5.2. Comparison with the state of the art
In order to compare PEXACC with MaxEntClass, we ran
both of them on the English-German CC constructed with
the methodology described in the previously. For
PEXACC, we give precision (P), recall (R) and F1
measure (F1) corresponding to the best F1 measure
computed as a function of the translation similarity score
from equation 1. In the case of MaxEntClass, we
considered all the output that was produced.
2:1 5:1 10:1
MEC PXC MEC PXC MEC PXC
P 0.800 0.791 0.789 0.760 0.523 0.724
R 0.560 0.760 0.450 0.700 0.450 0.630
F1 0.658 0.775 0.573 0.729 0.483 0.673
Table 5: Comparison between the MaxEntClass (MEC)
and PEXACC (PXC) when applied on different types of
English-German CC
We can see that the performance of both algorithms
decreases significantly when asked to extract parallel
sentences from weakly comparable corpora (noise ratio
10:1) when compared to strongly comparable corpora
(noise ratio 2:1).
PEXACC has the advantage that its output can be
trimmed by imposing a certain threshold on the value of
the translation similarity measure as computed by
equation 1. Thus, above a certain threshold, the precision
of PEXACC can even be as high as 1 at a significant cost
of the recall (see Figure 2). We consider this to be an asset
of PEXACC since, as already stated, its main use is to
generate parallel data for SMT training. Furthermore, by
carefully choosing a value of this threshold, the desired
tradeoff between precision and recall (e.g. measuring
F0.2) may be achieved.
5.3. Running PEXACC on real-world data
PEXACC has been used to collect parallel sentence pairs
for SMT training in the ACCURAT project6. We present
its evaluated precision on an English-Romanian weakly
comparable news corpus collected in the project (version
14-02-2012) by continuously harvesting news articles
from selected URLs. The documents in the corpus are
aligned based on their titles and publication dates. Table 6
presents the corpus statistics.
Docs. Sentences Tokens Size
en 17,845 464,961 9,309,338 53.7MB
ro 7,120 121,104 2,605,976 16.9MB
Table 6: 14-02-2012 News CC statistics
We ran PEXACC on this corpus and kept all the sentence
pairs with a translation similarity measure of at least 0.3
which are 22,352. We then sorted these pairs in
descending order and inspected them by hand from the
pair with the largest score (0.99) until the last pair with
score larger than or equal to 0.5. Table 7 presents the
results.
Threshold Precision Sentence pairs
0.9 1 22
0.8 1 166
0.7 0.99 973
0.6 0.95 3,267
0.5 0.92 7,186
Table 7: Accuracy of PEXACC on the first 7,186
sentence pairs extracted from the 14-02-2012 News CC
In Table 7, the “Sentence pairs” column shows the
number of sentence pairs that have a translation similarity
score of at least the specified value in the “Threshold”

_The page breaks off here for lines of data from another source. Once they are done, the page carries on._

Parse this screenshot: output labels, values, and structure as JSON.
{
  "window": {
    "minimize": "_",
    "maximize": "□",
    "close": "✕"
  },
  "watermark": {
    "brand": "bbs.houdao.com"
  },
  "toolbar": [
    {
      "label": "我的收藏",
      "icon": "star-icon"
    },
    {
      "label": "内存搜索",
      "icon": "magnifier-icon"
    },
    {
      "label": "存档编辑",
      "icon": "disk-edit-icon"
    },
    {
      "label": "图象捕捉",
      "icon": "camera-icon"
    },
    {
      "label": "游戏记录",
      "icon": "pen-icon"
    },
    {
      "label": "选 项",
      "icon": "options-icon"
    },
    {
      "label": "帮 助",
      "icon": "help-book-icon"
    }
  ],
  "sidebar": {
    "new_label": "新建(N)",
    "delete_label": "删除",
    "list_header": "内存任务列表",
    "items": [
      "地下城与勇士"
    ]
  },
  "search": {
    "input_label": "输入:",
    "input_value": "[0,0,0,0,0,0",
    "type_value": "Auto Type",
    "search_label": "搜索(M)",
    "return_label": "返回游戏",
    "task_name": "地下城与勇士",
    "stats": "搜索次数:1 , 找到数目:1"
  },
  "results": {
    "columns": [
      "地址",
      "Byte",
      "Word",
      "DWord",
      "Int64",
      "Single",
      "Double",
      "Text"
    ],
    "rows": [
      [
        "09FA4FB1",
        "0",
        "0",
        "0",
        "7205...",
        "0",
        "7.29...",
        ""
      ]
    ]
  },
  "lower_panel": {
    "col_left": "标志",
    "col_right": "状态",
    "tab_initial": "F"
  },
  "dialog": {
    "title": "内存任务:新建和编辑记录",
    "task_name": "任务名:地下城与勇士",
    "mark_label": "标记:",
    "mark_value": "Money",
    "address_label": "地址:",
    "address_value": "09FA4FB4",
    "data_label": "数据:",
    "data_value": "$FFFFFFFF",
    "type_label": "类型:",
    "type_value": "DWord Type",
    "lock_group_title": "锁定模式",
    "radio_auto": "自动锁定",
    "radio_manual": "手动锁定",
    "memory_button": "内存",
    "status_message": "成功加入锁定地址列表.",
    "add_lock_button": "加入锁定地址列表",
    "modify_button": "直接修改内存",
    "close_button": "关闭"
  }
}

column. We cannot compute the recall because we do not
know how may parallel sentence pairs are in the corpus.
We have inspected all produced pairs with a score of at
least 0.7. Below this threshold, we did a random sampling
of the results by selecting and evaluating 100 pairs from
each threshold range (0.7-0.6 and 0.6-0.5).
Table 7 shows that PEXACC precision is consistent with
the results reported in Tables 2 to 4.